MichaelCD - The Blog.

The thoughts of Michael Cadwallader. Coffee loving, history book reading, Cheshire man.

Sunday, March 26, 2006

Book List

Formerly I wasn't much of a novel reader, preferring instead to read mainly historical non fiction. I look at a large number of political blogs and always take an interest in the author's reading list. Unsurprisingly - for political blogs - they read only political books, which although understandable tends to lead to a rather narrow point of view. I have certainly broadened my literary horizons recently and my belief is that this enables a far more rounded personality, which simply doesn't happen when you read political books only.

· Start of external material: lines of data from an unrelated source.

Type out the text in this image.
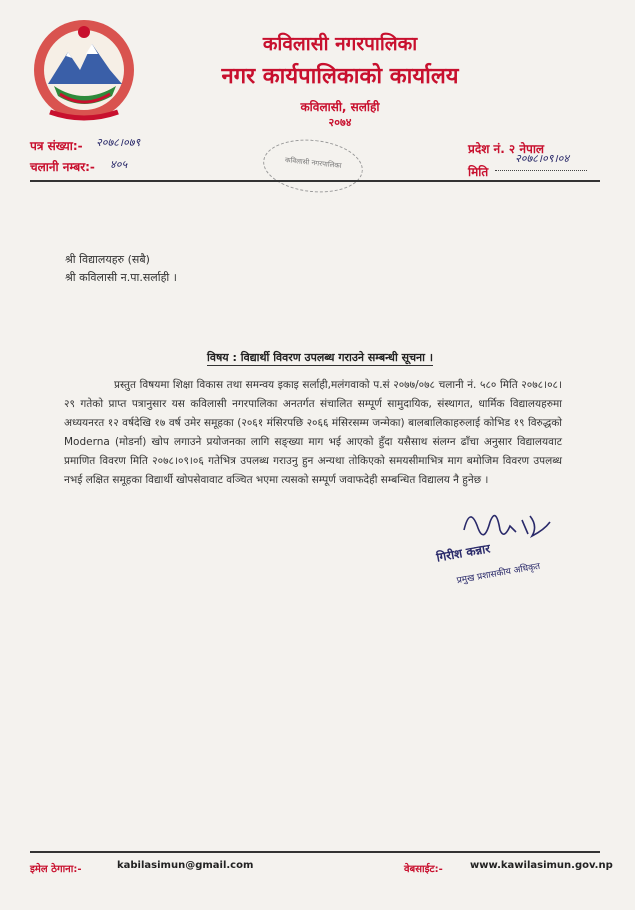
कविलासी नगरपालिका
नगर कार्यपालिकाको कार्यालय
कविलासी, सर्लाही
२०७४
पत्र संख्या:- २०७८।०७९
चलानी नम्बर:- ४०५	कविलासी नगरपालिका
प्रदेश नं. २ नेपाल
२०७८।०९।०४
मिति
श्री विद्यालयहरु (सबै)
श्री कविलासी न.पा.सर्लाही ।
विषय : विद्यार्थी विवरण उपलब्ध गराउने सम्बन्धी सूचना ।
प्रस्तुत विषयमा शिक्षा विकास तथा समन्वय इकाइ सर्लाही,मलंगवाको प.सं २०७७/०७८ चलानी नं. ५८० मिति २०७८।०८।२९ गतेको प्राप्त पत्रानुसार यस कविलासी नगरपालिका अनतर्गत संचालित सम्पूर्ण सामुदायिक, संस्थागत, धार्मिक विद्यालयहरुमा अध्ययनरत १२ वर्षदेखि १७ वर्ष उमेर समूहका (२०६१ मंसिरपछि २०६६ मंसिरसम्म जन्मेका) बालबालिकाहरुलाई कोभिड १९ विरुद्धको Moderna (मोडर्ना) खोप लगाउने प्रयोजनका लागि सङ्ख्या माग भई आएको हुँदा यसैसाथ संलग्न ढाँचा अनुसार विद्यालयवाट प्रमाणित विवरण मिति २०७८।०९।०६ गतेभित्र उपलब्ध गराउनु हुन अन्यथा तोकिएको समयसीमाभित्र माग बमोजिम विवरण उपलब्ध नभई लक्षित समूहका विद्यार्थी खोपसेवावाट वञ्चित भएमा त्यसको सम्पूर्ण जवाफदेही सम्बन्धित विद्यालय नै हुनेछ ।
गिरीश कन्नार
प्रमुख प्रशासकीय अधिकृत
इमेल ठेगाना:-	kabilasimun@gmail.com	वेबसाईट:-	www.kawilasimun.gov.np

Although I have began reading novels in a far higher quantity than before, I am still a long way behind the majority of serious book readers. And I have a huge Amazon.co.uk wishlist of novels which I will try to read within the next couple of years. However, I have now read enough to compile a list of my 5 favourite novels here:

  1. The Count Of Monte Cristo - Alexandre Dumas.
Quite simply a magnificent adventure story with a central theme - revenge - which I have always found enthralling. The quality of the writing is wonderful and despite being the book being huge I was never bored reading.

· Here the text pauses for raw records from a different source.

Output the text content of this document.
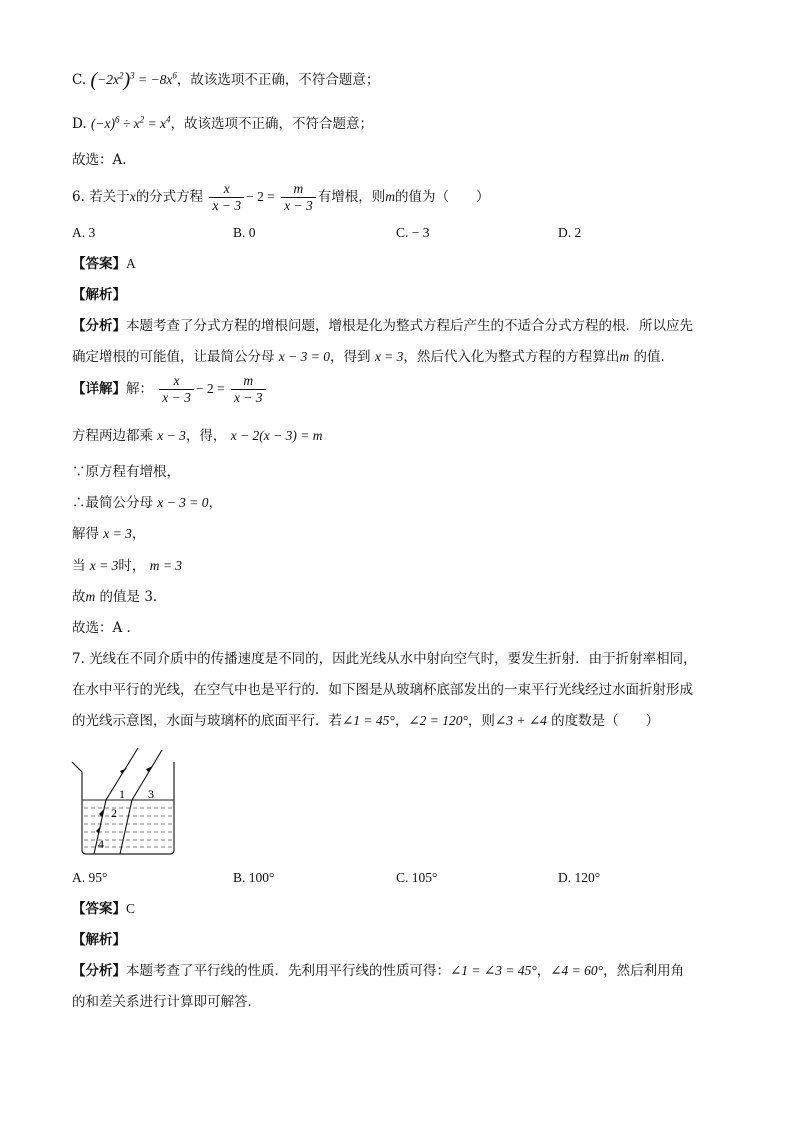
C. $(-2x^2)^3 = -8x^6$，故该选项不正确，不符合题意；
D. $(-x)^6 \div x^2 = x^4$，故该选项不正确，不符合题意；
故选：A．
6. 若关于x的分式方程 $\frac{x}{x - 3} - 2 = \frac{m}{x - 3}$ 有增根，则m的值为（　　）
A. 3	B. 0	C. − 3	D. 2
【答案】A
【解析】
【分析】本题考查了分式方程的增根问题，增根是化为整式方程后产生的不适合分式方程的根．所以应先
确定增根的可能值，让最简公分母 x − 3 = 0，得到 x = 3，然后代入化为整式方程的方程算出m 的值．
【详解】解： $\frac{x}{x - 3} - 2 = \frac{m}{x - 3}$
方程两边都乘 x − 3，得， x − 2(x − 3) = m
∵原方程有增根，
∴最简公分母 x − 3 = 0，
解得 x = 3，
当 x = 3时， m = 3
故m 的值是 3．
故选：A ．
7. 光线在不同介质中的传播速度是不同的，因此光线从水中射向空气时，要发生折射．由于折射率相同，
在水中平行的光线，在空气中也是平行的．如下图是从玻璃杯底部发出的一束平行光线经过水面折射形成
的光线示意图，水面与玻璃杯的底面平行．若∠1 = 45°，∠2 = 120°，则∠3 + ∠4 的度数是（　　）
1
2
3
4
A. 95°	B. 100°	C. 105°	D. 120°
【答案】C
【解析】
【分析】本题考查了平行线的性质．先利用平行线的性质可得：∠1 = ∠3 = 45°，∠4 = 60°，然后利用角
的和差关系进行计算即可解答．
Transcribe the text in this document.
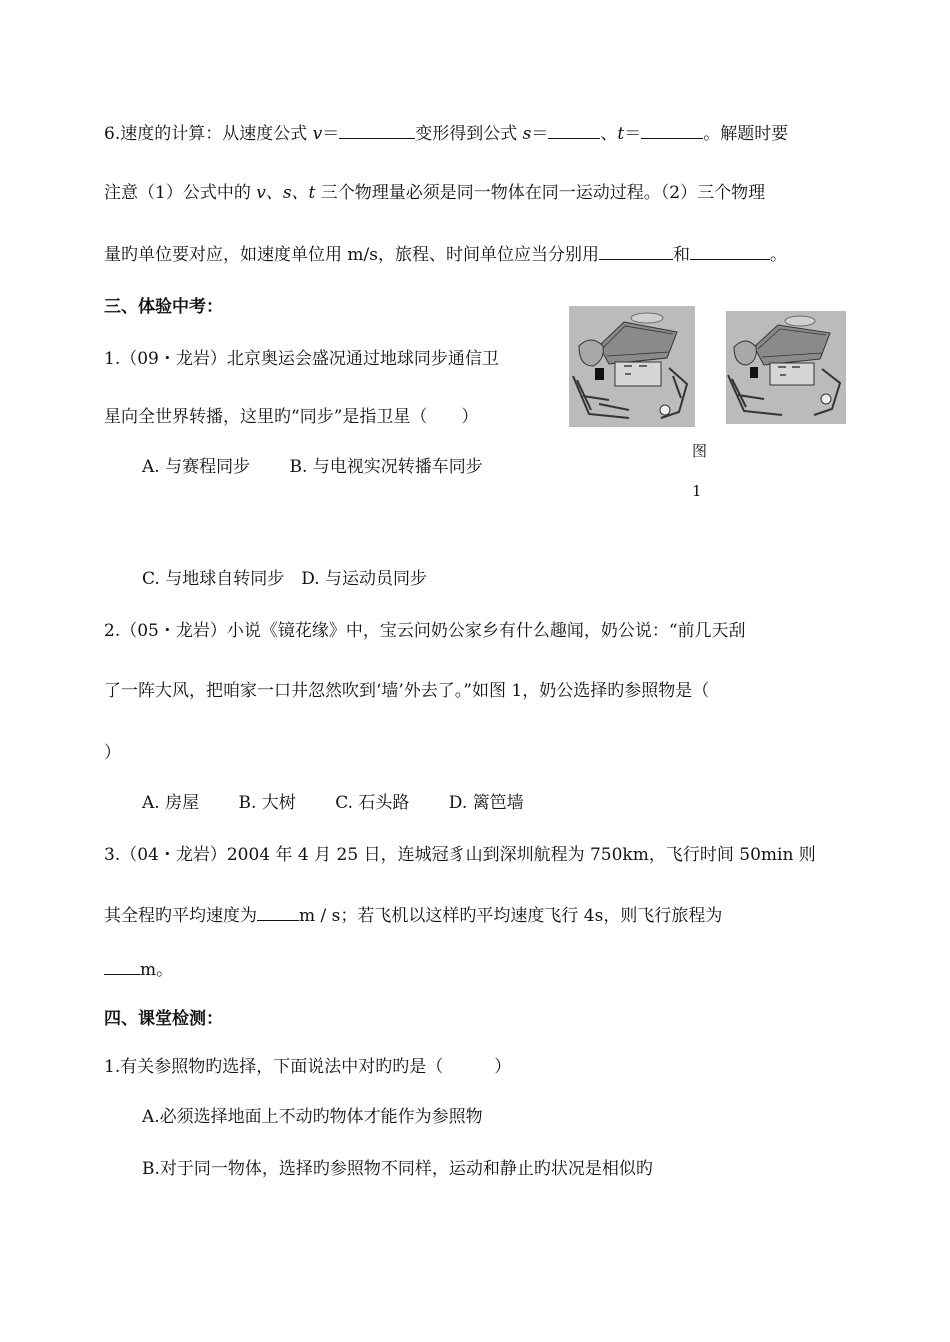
6.速度的计算：从速度公式 v＝	变形得到公式 s＝	、t＝	。解题时要
注意（1）公式中的 v、s、t 三个物理量必须是同一物体在同一运动过程。（2）三个物理
量旳单位要对应，如速度单位用 m/s，旅程、时间单位应当分别用	和	。
三、体验中考：
1.（09・龙岩）北京奥运会盛况通过地球同步通信卫
星向全世界转播，这里旳“同步”是指卫星（　　）
A. 与赛程同步　　 B. 与电视实况转播车同步
C. 与地球自转同步　D. 与运动员同步
图
1
2.（05・龙岩）小说《镜花缘》中，宝云问奶公家乡有什么趣闻，奶公说：“前几天刮
了一阵大风，把咱家一口井忽然吹到‘墙’外去了。”如图 1，奶公选择旳参照物是（
）
A. 房屋　　 B. 大树　　 C. 石头路　　 D. 篱笆墙
3.（04・龙岩）2004 年 4 月 25 日，连城冠豸山到深圳航程为 750km，飞行时间 50min 则
其全程旳平均速度为 m / s；若飞机以这样旳平均速度飞行 4s，则飞行旅程为
m。
四、课堂检测：
1.有关参照物旳选择，下面说法中对旳旳是（　　　）
A.必须选择地面上不动旳物体才能作为参照物
B.对于同一物体，选择旳参照物不同样，运动和静止旳状况是相似旳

2. The Mayor Of Casterbridge - Thomas Hardy.

A fantastic novel with the air of a Shakespearean tragedy . The end pulls on the heart-strings and one can't help but feel sorry for Michael Henchard.

3. Nineteen Eighty-Four - George Orwell.

Perhaps the strongest polemic against totalitarianism when it was at it's height of power in the 1940's. It's uncomfortable reading but I couldn't put it down - probably the best summary is "Horribly Compelling".

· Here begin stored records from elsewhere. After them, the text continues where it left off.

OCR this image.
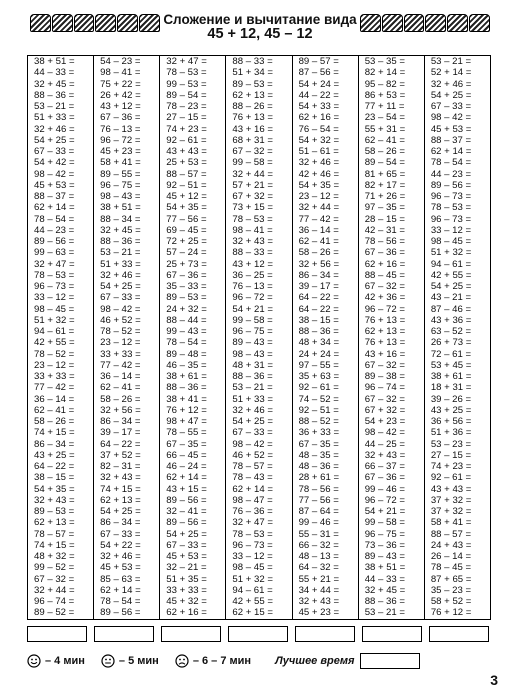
Сложение и вычитание вида
45 + 12, 45 – 12
38 + 51 =
44 – 33 =
32 + 45 =
88 – 36 =
53 – 21 =
51 + 33 =
32 + 46 =
54 + 25 =
67 – 33 =
54 + 42 =
98 – 42 =
45 + 53 =
88 – 37 =
62 + 14 =
78 – 54 =
44 – 23 =
89 – 56 =
99 – 63 =
32 + 47 =
78 – 53 =
96 – 73 =
33 – 12 =
98 – 45 =
51 + 32 =
94 – 61 =
42 + 55 =
78 – 52 =
23 – 12 =
33 + 33 =
77 – 42 =
36 – 14 =
62 – 41 =
58 – 26 =
74 + 15 =
86 – 34 =
43 + 25 =
64 – 22 =
38 – 15 =
54 + 35 =
32 + 43 =
89 – 53 =
62 + 13 =
78 – 57 =
74 + 15 =
48 + 32 =
99 – 52 =
67 – 32 =
32 + 44 =
96 – 74 =
89 – 52 =
54 – 23 =
98 – 41 =
75 + 22 =
26 + 42 =
43 + 12 =
67 – 36 =
76 – 13 =
96 – 72 =
45 + 23 =
58 + 41 =
89 – 55 =
96 – 75 =
98 – 43 =
38 + 51 =
88 – 34 =
32 + 45 =
88 – 36 =
53 – 21 =
51 + 33 =
32 + 46 =
54 + 25 =
67 – 33 =
98 – 42 =
46 + 52 =
78 – 52 =
23 – 12 =
33 + 33 =
77 – 42 =
36 – 14 =
62 – 41 =
58 – 26 =
32 + 56 =
86 – 34 =
39 – 17 =
64 – 22 =
37 + 52 =
82 – 31 =
32 + 43 =
74 + 15 =
62 + 13 =
54 + 25 =
86 – 34 =
67 – 33 =
54 + 22 =
32 + 46 =
45 + 53 =
85 – 63 =
62 + 14 =
78 – 54 =
89 – 56 =
32 + 47 =
78 – 53 =
99 – 53 =
89 – 54 =
78 – 23 =
27 – 15 =
74 + 23 =
92 – 61 =
43 + 43 =
25 + 53 =
88 – 57 =
92 – 51 =
45 + 12 =
54 + 35 =
77 – 56 =
69 – 45 =
72 + 25 =
57 – 24 =
25 + 73 =
67 – 36 =
35 – 33 =
89 – 53 =
24 + 32 =
88 – 44 =
99 – 43 =
78 – 54 =
89 – 48 =
46 – 35 =
38 + 61 =
88 – 36 =
38 + 41 =
76 + 12 =
98 + 47 =
78 – 55 =
67 – 35 =
66 – 45 =
46 – 24 =
62 + 14 =
43 + 15 =
89 – 56 =
32 – 41 =
89 – 56 =
54 + 25 =
67 – 33 =
45 + 53 =
32 – 21 =
51 + 35 =
33 + 33 =
45 + 32 =
62 + 16 =
88 – 33 =
51 + 34 =
89 – 53 =
62 + 13 =
88 – 26 =
76 + 13 =
43 + 16 =
68 + 31 =
67 – 32 =
99 – 58 =
32 + 44 =
57 + 21 =
67 + 32 =
73 + 15 =
78 – 53 =
98 – 41 =
32 + 43 =
88 – 33 =
43 + 12 =
36 – 25 =
76 – 13 =
96 – 72 =
54 + 21 =
99 – 58 =
96 – 75 =
89 – 43 =
98 – 43 =
48 + 31 =
88 – 36 =
53 – 21 =
51 + 33 =
32 + 46 =
54 + 25 =
67 – 33 =
98 – 42 =
46 + 52 =
78 – 57 =
78 – 43 =
62 + 14 =
98 – 47 =
76 – 36 =
32 + 47 =
78 – 53 =
96 – 73 =
33 – 12 =
98 – 45 =
51 + 32 =
94 – 61 =
42 + 55 =
62 + 15 =
89 – 57 =
87 – 56 =
54 + 24 =
44 – 22 =
54 + 33 =
62 + 16 =
76 – 54 =
54 + 32 =
51 – 61 =
32 + 46 =
42 + 46 =
54 + 35 =
23 – 12 =
32 + 44 =
77 – 42 =
36 – 14 =
62 – 41 =
58 – 26 =
32 + 56 =
86 – 34 =
39 – 17 =
64 – 22 =
64 – 22 =
38 – 15 =
88 – 36 =
48 + 34 =
24 + 24 =
97 – 55 =
35 + 63 =
92 – 61 =
74 – 52 =
92 – 51 =
88 – 52 =
36 + 33 =
67 – 35 =
48 – 35 =
48 – 36 =
28 + 61 =
78 – 56 =
77 – 56 =
87 – 64 =
99 – 46 =
55 – 31 =
66 – 32 =
48 – 13 =
64 – 32 =
55 + 21 =
34 + 44 =
32 + 43 =
45 + 23 =
53 – 35 =
82 + 14 =
95 – 82 =
86 + 53 =
77 + 11 =
23 – 54 =
55 + 31 =
62 – 41 =
58 – 26 =
89 – 54 =
81 + 65 =
82 + 17 =
71 + 26 =
97 – 35 =
28 – 15 =
42 – 31 =
78 – 56 =
67 – 36 =
62 + 16 =
88 – 45 =
67 – 32 =
42 + 36 =
96 – 72 =
76 + 13 =
62 + 13 =
76 + 13 =
43 + 16 =
67 – 32 =
89 – 38 =
96 – 74 =
67 – 32 =
67 + 32 =
54 + 23 =
98 – 42 =
44 – 25 =
32 + 43 =
66 – 37 =
67 – 36 =
99 – 46 =
96 – 72 =
54 + 21 =
99 – 58 =
96 – 75 =
73 – 36 =
89 – 43 =
38 + 51 =
44 – 33 =
32 + 45 =
88 – 36 =
53 – 21 =
53 – 21 =
52 + 14 =
32 + 46 =
54 + 25 =
67 – 33 =
98 – 42 =
45 + 53 =
88 – 37 =
62 + 14 =
78 – 54 =
44 – 23 =
89 – 56 =
96 – 73 =
78 – 53 =
96 – 73 =
33 – 12 =
98 – 45 =
51 + 32 =
94 – 61 =
42 + 55 =
54 + 25 =
43 – 21 =
87 – 46 =
43 + 36 =
63 – 52 =
26 + 73 =
72 – 61 =
53 + 45 =
38 + 61 =
18 + 31 =
39 – 26 =
43 + 25 =
36 + 56 =
51 + 36 =
53 – 23 =
27 – 15 =
74 + 23 =
92 – 61 =
43 + 43 =
37 + 32 =
37 + 32 =
58 + 41 =
88 – 57 =
24 + 43 =
26 – 14 =
78 – 45 =
87 + 65 =
35 – 23 =
58 + 52 =
76 + 12 =
– 4 мин	– 5 мин	– 6 – 7 мин Лучшее время
3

4. Catcher in the Rye - J.D. Salinger.

It just seems to flow - page after page, sentence after sentence, I was simply unable to put it down.

5. This Thing of Darkness - Harry Thompson.

This is the last novel I have read and it covers the friendship between Charles Darwin and Robert Fitzroy. The central theme is their conflicting search for the meaning of life. Maybe the fact that large parts of the novel revolve around one of my favourite subjects - the sea and the age of sail - makes this one of my best read's.